Spending smarter, not more on cybersecurity resilience
Cybersecurity budgets in Australia are rising fast. But according to new research by Accenture, the key to cybersecurity success lies not just in total spend – but also how wisely budgets are spent. Mark Sayer, APAC Cyber Defence Lead at Accenture, explains why.
Cybersecurity budgets in Australia are up. Accenture new report, State of Cybersecurity Resilience, revealed that 84% of companies are spending more money to combat cyber threats, and 20% have expanded their budget by more than 10%.
While most organisations today invest hard work and real money to protect their organisation, our experience shows only a handful of control failures can undo it. And because 76% of respondents said staying ahead of threats is a battle they can't afford long term, effective – not just expensive – security investment is key.
Good cybersecurity resilience can often be seen as a blocker. However, the research found some security leaders are working closely with their businesses to strike a workable balance – we call these organisations ‘Cyber Champions’.
Although Cyber Champions demonstrate strong security resilience, they’re not necessarily the companies that spend the most. The secret is that, when compared to other organisations, Cyber Champions view cybersecurity in a fundamentally different way – more as a risk of doing business as opposed to a compliance issue.
Closer together
The alternate view started when the CISO was made a critical part of the business conversation, not a departmental buried deep within the technology practice. Those that did it best had a closer relationship with the CFO, CEO and board. They were more trusted and had more autonomy.
Only 19% of Cyber Champions said their cybersecurity expenditure had to be approved from higher up than their direct reporting line. Those closer relationships help align the security strategy to the broader business goals.
On the other hand, companies that took a more traditional approach, with stricter security mandates but weaker alignment with business strategies, didn't perform quite as well as Cyber Champions when it came to the number and impact of cyber incidents, despite often investing more.
Our research also found that understanding and perceptions about organisational cyber resilience tended to differ between cybersecurity executives and non-cybersecurity executives. Cybersecurity executives felt that they had a much better handle on security threats than their non-security executive counterparts. Conversely, the non-security executives felt that security was better funded than the security executives.
This disparity suggests a lack of shared understanding about the security mission across the leadership spectrum and further supports the idea that security leaders can be more effective when they are more closely aligned with their business.
Establishing a company as a ‘Security Champion’ is certainly not a simple undertaking, but the results speak for themselves. Companies that do cybersecurity well take a holistic view, aligning security at every point along with the transaction with customers, suppliers and beyond. Simply spending more on cybersecurity will be like throwing good money after bad. There’s no evidence that you will get a better result, and it's not sustainable in the long term.

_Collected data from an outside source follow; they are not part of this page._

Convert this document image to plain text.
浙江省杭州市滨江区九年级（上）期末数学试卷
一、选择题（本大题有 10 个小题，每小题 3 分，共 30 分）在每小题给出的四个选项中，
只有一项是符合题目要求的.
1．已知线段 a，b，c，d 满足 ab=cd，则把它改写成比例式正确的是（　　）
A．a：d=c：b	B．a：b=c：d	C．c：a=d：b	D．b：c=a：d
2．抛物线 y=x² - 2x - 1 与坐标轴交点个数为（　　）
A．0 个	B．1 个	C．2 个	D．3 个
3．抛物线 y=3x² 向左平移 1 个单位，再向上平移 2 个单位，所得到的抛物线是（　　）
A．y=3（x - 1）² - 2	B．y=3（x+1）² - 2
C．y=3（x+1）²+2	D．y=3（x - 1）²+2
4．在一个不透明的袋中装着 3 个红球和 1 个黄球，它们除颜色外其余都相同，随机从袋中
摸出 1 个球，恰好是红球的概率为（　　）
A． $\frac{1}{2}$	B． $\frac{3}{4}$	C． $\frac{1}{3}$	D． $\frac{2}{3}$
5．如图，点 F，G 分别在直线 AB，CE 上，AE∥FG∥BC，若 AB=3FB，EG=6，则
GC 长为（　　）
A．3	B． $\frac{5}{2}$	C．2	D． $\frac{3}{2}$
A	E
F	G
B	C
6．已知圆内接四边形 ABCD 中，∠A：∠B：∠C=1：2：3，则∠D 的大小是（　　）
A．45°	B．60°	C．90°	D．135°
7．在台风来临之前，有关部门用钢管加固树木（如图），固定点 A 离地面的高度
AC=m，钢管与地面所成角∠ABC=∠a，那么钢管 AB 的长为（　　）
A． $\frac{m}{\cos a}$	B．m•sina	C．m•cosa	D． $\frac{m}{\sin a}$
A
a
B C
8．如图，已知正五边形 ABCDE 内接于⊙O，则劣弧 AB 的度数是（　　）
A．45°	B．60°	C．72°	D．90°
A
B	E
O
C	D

As the threat landscape continues to deteriorate and the cybersecurity industry matures, security leaders need to evolve beyond IT operations and take a seat at the table with the business leadership.
Like a CFO, CEO or CIO, security leaders need to be clear on their business objectives; they need to educate their business, listen carefully to their colleagues and establish a security strategy based on business outcomes, not the latest technology widgets or following what everyone else is doing.
Proven results
According to our research, Cyber Champions stopped more attacks, found and fixed breaches faster and experienced less damaging impacts. Those at the top of their game spent an average of $294,000 less per cyberattack – around half what the next best performers did.
Cybersecurity resilience requires continued investment, that much is certain. But the Cyber Champions of our industry show us that wiser investment and a closer working relationship with business leaders can deliver better outcomes, more cost-effectively, than taking a compliance-led or policy-based approach.